Then turn them up side down and see what they really are.
Or to take one more curious illusion, the lines of the figure on the next page are really flat on the paper, where the printer put them. But there is a point near the bottom of the page, about as far from the line nearest the bottom as that is from the ones nearest the top, where if you cover one eye and look at the lines with the other, each line will appear to stand straight up from the paper like a little post.
Or possibly you think your eyes always report correctly concerning colors? Then try looking at a landscape, with your head up side down, so that the view appears under your arm or between your knees. Are the colors the same as before. If not which is right?
Or try this experiment, take some brightly colored object—paper, cloth, or almost anything—in size anywhere between one and four inches across, lay it on a sheet of white paper, put the two in a strong light, and getting arm’s length or more away, stare steadily at the colored object for a half minute or so, until the eyes begin to tire. Then whisk away the colored object, continue looking at the same place, and notice what you see on the white paper, where nothing is. Or you can do what is really much the same thing, by looking at a window up against the bright sky, and after a moment turning away and shutting your eyes.
In all such experiments, one sees the outline of something that isn’t there, but in a contrasting color. We have, as you will recall, at least three sorts of color spots in the retina, red spots, blue spots, and green spots. By looking at a bright red we tire the red-seeing spots, so that everything looks blue-green. If we look hard at bright green, we tire the green-seeing nerves, and things look red-blue, which is purple. An eye tired of blue, sees yellow.

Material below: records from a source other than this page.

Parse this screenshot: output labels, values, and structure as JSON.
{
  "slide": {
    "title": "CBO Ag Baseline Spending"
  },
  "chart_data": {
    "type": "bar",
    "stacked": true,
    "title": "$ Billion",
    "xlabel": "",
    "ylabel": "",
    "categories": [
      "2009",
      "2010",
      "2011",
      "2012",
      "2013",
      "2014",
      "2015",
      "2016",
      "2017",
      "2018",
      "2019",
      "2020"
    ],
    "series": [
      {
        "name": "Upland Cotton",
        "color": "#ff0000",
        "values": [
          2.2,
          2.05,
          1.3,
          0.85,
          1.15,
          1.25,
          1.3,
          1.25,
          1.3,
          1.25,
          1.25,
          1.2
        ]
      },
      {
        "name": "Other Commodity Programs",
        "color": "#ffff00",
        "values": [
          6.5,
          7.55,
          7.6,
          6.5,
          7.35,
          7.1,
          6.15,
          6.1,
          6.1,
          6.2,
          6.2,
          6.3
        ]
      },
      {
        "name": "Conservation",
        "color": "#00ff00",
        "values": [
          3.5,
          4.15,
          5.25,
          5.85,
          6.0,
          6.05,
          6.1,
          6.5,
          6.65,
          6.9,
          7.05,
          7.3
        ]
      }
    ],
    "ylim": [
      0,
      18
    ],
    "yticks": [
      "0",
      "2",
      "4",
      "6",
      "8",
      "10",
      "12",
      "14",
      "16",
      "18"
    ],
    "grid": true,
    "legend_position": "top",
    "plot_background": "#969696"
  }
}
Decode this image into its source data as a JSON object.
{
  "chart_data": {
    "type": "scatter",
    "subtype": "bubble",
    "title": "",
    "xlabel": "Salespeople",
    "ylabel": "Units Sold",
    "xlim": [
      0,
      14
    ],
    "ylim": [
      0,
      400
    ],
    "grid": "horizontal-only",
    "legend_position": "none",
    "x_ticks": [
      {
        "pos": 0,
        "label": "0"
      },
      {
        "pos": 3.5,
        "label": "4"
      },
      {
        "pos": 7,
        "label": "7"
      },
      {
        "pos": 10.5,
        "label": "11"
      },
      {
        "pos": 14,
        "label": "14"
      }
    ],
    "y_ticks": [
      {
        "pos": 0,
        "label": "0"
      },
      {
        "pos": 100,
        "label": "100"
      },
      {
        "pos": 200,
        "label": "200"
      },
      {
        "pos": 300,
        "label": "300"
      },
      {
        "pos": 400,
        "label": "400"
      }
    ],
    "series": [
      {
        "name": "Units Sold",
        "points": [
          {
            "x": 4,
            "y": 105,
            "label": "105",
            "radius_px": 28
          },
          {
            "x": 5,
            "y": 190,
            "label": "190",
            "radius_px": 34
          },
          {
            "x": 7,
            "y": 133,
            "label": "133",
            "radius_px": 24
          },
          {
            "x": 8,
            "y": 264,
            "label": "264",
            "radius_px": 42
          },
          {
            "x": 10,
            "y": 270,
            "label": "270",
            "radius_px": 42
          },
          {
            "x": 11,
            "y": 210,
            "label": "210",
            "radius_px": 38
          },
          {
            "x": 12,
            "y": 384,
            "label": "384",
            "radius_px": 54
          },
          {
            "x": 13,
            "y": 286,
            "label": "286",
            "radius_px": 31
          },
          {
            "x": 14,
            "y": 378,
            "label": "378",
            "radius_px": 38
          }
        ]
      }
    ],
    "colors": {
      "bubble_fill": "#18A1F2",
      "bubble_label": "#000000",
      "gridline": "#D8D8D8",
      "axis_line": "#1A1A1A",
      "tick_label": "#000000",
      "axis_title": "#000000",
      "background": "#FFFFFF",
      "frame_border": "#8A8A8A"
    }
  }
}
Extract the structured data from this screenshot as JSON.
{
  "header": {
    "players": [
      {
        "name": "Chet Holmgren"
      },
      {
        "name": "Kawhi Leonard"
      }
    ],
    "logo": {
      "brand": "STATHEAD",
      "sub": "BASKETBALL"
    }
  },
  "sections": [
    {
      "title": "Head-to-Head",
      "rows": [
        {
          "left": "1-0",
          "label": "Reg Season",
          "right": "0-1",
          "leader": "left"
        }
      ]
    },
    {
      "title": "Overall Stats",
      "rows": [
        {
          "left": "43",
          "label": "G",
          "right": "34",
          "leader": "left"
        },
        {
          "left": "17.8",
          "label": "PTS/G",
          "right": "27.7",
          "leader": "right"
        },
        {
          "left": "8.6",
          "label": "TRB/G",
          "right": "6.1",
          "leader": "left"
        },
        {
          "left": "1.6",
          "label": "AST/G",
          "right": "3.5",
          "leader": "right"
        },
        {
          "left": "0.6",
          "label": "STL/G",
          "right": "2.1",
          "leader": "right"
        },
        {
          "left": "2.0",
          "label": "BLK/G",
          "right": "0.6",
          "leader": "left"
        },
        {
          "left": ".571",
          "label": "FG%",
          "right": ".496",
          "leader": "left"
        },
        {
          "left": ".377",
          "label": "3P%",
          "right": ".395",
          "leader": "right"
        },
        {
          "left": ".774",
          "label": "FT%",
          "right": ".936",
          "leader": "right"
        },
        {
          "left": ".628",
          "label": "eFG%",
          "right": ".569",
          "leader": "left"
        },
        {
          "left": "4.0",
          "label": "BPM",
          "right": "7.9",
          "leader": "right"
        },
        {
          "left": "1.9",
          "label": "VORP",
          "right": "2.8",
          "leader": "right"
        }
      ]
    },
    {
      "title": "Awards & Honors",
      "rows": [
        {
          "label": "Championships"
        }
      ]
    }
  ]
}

The curious thing about this is that about one man in thirty and one woman in three hundred is “born tired” to red. Such persons are said to be red blind. Otherwise they can see as well as anybody; but red things do not look colored at all. None of us can see red far round to the side out of the corner of the eye, as well as we can see green and blue. Color-blind persons have the corner of the eye all the way across, and cannot see red anywhere. They can see red things; but they cannot see them red. Railway train men and masters and pilots of vessels have to depend on red and green lights for signals. Such persons, now-a-days, are carefully tested for color-blindness; and all who cannot see red as the rest of us see it have to find some other occupation.
Why do we have two eyes? We can see outlines exactly as well with one; in fact, all the more difficult sorts of seeing, sighting a gun, using a microscope or telescope are done entirely with one eye. We can see colors exactly as well with one eye as with two. The only thing that we can’t see well with one eye is distance.
Try with both eyes open to put your finger rapidly on various spots arm’s length or so away. You can hit the mark every time. Now cover one eye—always when you want to use one eye, don’t shut the other; cover it, but keep it open. Also, by the way, if you are to use a microscope or a gun, don’t shut either eye; learn to keep both open, but to look with only one. With one eye only, then, try to put your finger rapidly on various points which you did not look at until after you had shut off the sight of the other eye. You can do it, but much less quickly and certainly than with both eyes. The nearer anything is, the more do the two eyes have to turn in, when both look at it at once. After eight or ten years of practice, as most of us have had, we learn to judge distances pretty accurately, just by the feel of this turning in.